Monday, September 3, 2012

Seventeen In '88 - Installment 34: Nice, Neat Rows Of Zeros


Seventeen In '88 - A story of teen angst, long walks, dirty jokes, haunted rooms, haunted psyches, records as refuge, roads like mazes, young love, bonding and unbonding, deep foreboding, senseless death, and innocence peeled away slowly, layer by layer. 

Nice, Neat Rows Of Zeros 

On Labor Day we took a quick trip to Nashville. It was quick because I wanted to make sure we got home in time to watch the Dodgers game that night. Elliot, who was not a sports fan, at all, asked me why I cared so much.

Good question. Why did I care so much? In answer I made up something about how the Dodgers represented to me the underdog, the oppressed, the least likely.

Which was fairly ridiculous. It was true at the time that outside of the Boston Red Sox the Dodgers probably had more heartbreaking late-season and postseason meltdown moments than any other team. But the Dodgers were also one of the three or four most successful and prestigious franchises in all of baseball, so the idea of them as down and out lovable losers was pure fabrication. If that was really my reasoning, I would have been a Cubs fan.

The real reason I cared was something a lot less romantic, and it exposes a kind of psychological issue that I am to this day not particularly comfortable with. Simon Reynolds in his book Retromania speaks at length about the peculiar mindset of the record collector - the person with the insatiable need to collect and file things. The gratification that comes from organizing arcane artifacts somehow makes up for some emotional aspect that’s missing from the collector’s life. The collecting fills a vacuum by providing a means to control the chaos. When I first read the paragraphs that explicate this idea in Reynolds' book, I had to put the book down and exhale for a moment. It was hitting too close to home.

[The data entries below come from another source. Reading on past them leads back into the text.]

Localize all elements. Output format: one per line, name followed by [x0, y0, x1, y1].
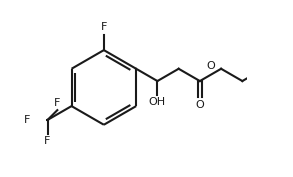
Text: O: O [195, 100, 204, 110]
Text: F: F [54, 98, 61, 108]
Text: F: F [23, 115, 30, 125]
Text: O: O [206, 61, 215, 71]
Text: F: F [101, 22, 107, 32]
Text: F: F [44, 136, 51, 146]
Text: OH: OH [149, 97, 166, 107]
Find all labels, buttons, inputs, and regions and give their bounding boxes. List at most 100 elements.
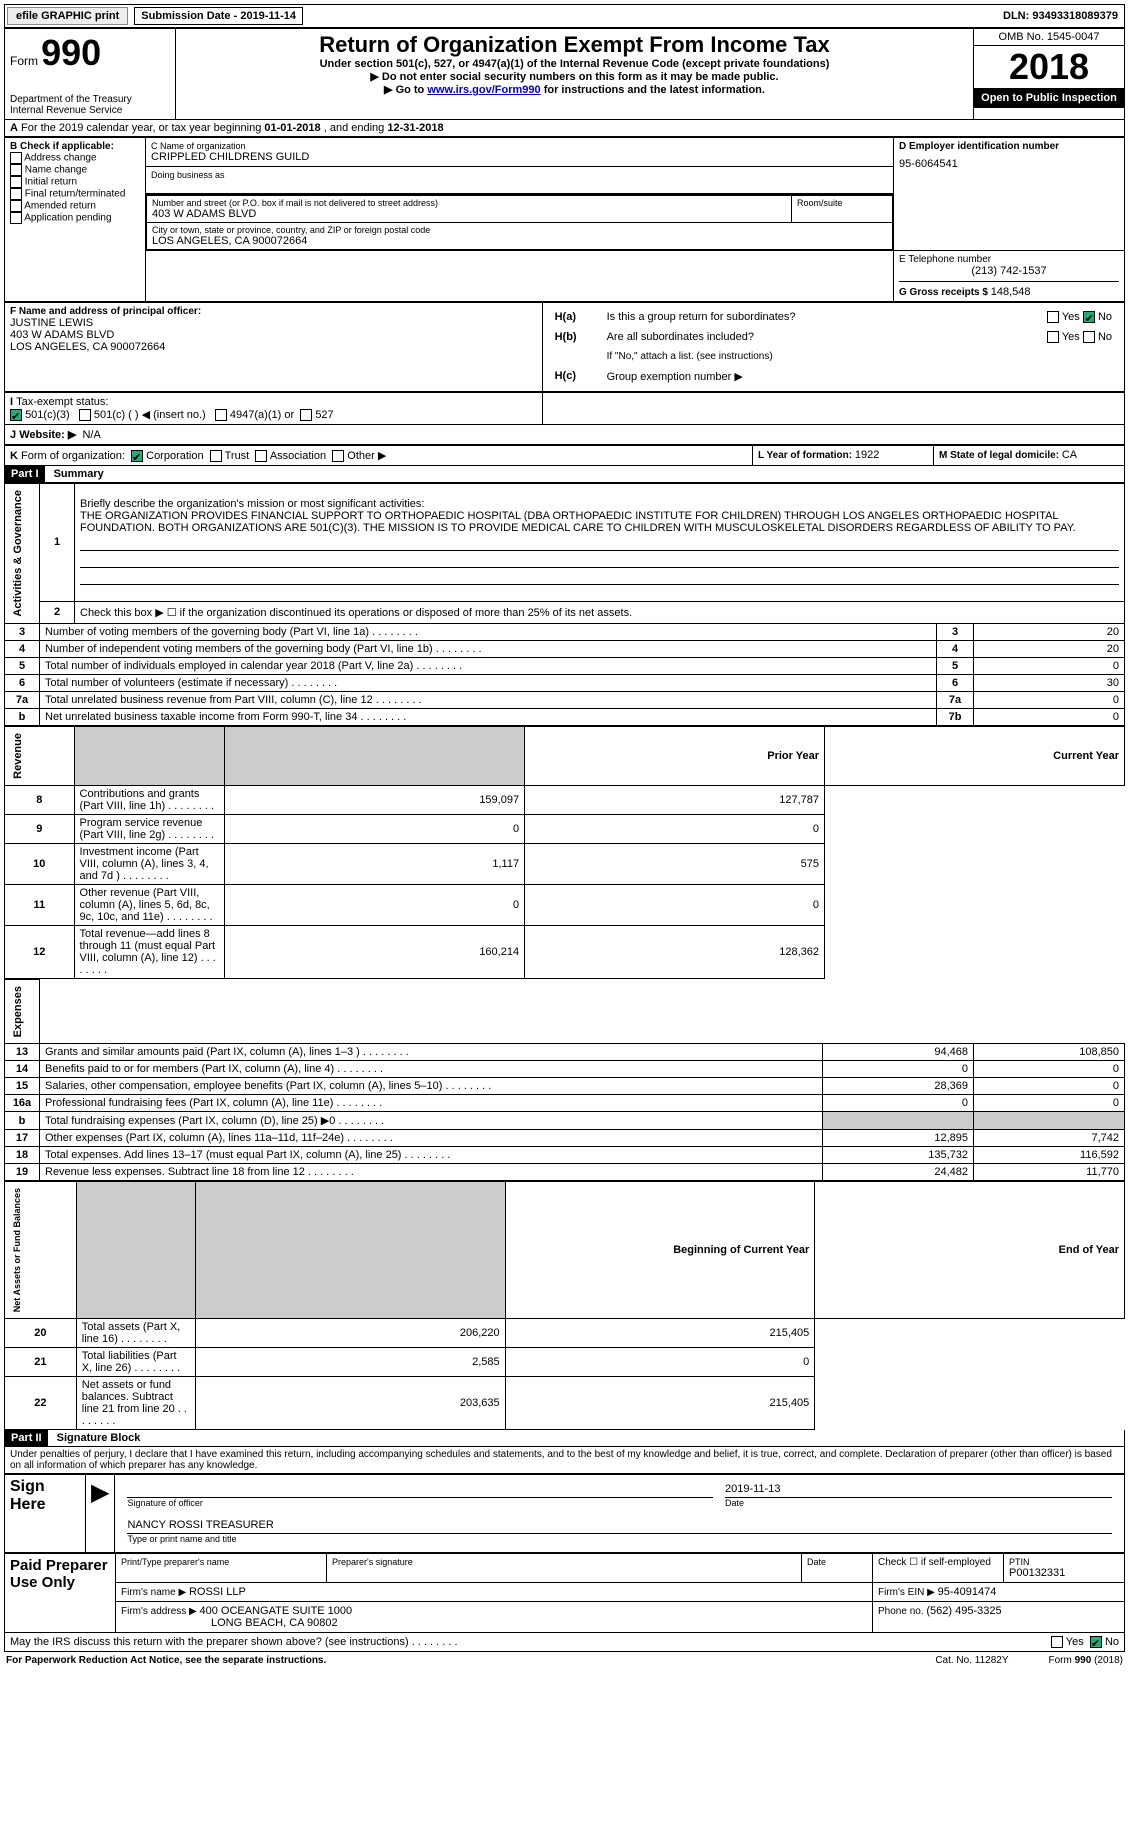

I became a baseball fan mainly because my father was a baseball fan (and a Brooklyn Dodgers fan who maintained allegiance when the franchise moved west, then duly passed it along), but also because I have always been an obsessive collector, and one of the early manifestations of this impulse was that in addition to comic books and Star Wars memorabilia I also collected baseball cards. I learned early on that there are few things in life more relaxing than separating a bunch of baseball cards into neat stacks according to a subjective-as-you-wanna-be system – by team, by star quality, by position, by funniest name, the latter a category in which Jack Fimple and Bill Mooneyham reigned supreme.

As noted above the impulse to categorize and file of course translated well to music collecting, and my record collection expanded exponentially. From the age of fourteen on, I basically morphed into a Nick Hornby character – always seeking some precious new rarity, memorizing trivial rock minutia, composing endless lists.

Lists. Boy, oh, boy, lists. These days, with the advent of limitless information sharing, pop culture-related lists have become an everyday, commonplace thing. We’re inundated with them daily, to the point that it all feels more than a little meaningless. But in 1988 I took any rock-related list I could get my hands on and basically tried to memorize it.

On that Labor Day trip to Nashville I bought Randy Newman’s Sail Away and Frank Zappa’s We’re Only In It For The Money, both of which I’d learned about from a list. Rolling Stone’s 1987 “100 Greatest Albums Of The Last 20 Years” special issue, to be exact. (In 2010, with the purchase of Paul Simon’s Graceland, I finally completed my collection of every album on that list. It wasn't near as gratifying a moment as I would've guessed in 1987.) (And yeah it took me 24 years to finally buy Graceland, sue me.) Elliot saw my purchases and asked “So what list were those on?”. He knew me pretty well.

My fascination with music lists may actually have been born of baseball fandom, in a way. It's all in the organization, all those names and numerals neatly arranged in rows. Poring over box scores, player stats, making up imaginary lineups, ranking favorites - it’s all a way to organize facts, ideas. You can’t control life, but you can keep track of the numbers.

My sense of numeric symmetry would be gratified that Labor Day night as I watched youth pastor look-alike Orel Hershiser mow down the Atlanta Braves to the tune of a four-hit complete game shutout. It was the beginning of a historic run that would see Hershiser break fellow Dodger Don Drysdale’s twenty-year-old record of 58 and 1/3 scoreless innings. God, the box scores of those games were beautiful. All those zeroes, one after another, looking so round and perfect, symbolizing dominance. That it was the dominance of a guy who looked even nerdier than I did was a bonus.

That day, Labor Day 1988, when we took the trip to Nashville was the last of the carefree, innocent days. The last in the win column before a serious losing streak. Everything was about to take a turn for the dark. 

Man, life is a messy, haphazard thing. I don't care if it's a weird psychological issue, let me have my stacks of neatly arranged vinyl, my lists of greatest British folk-rock albums, my ultimate all-time Dodgers line-up. These things are so much easier to deal with than the uncategorizable sprawl of everyday living.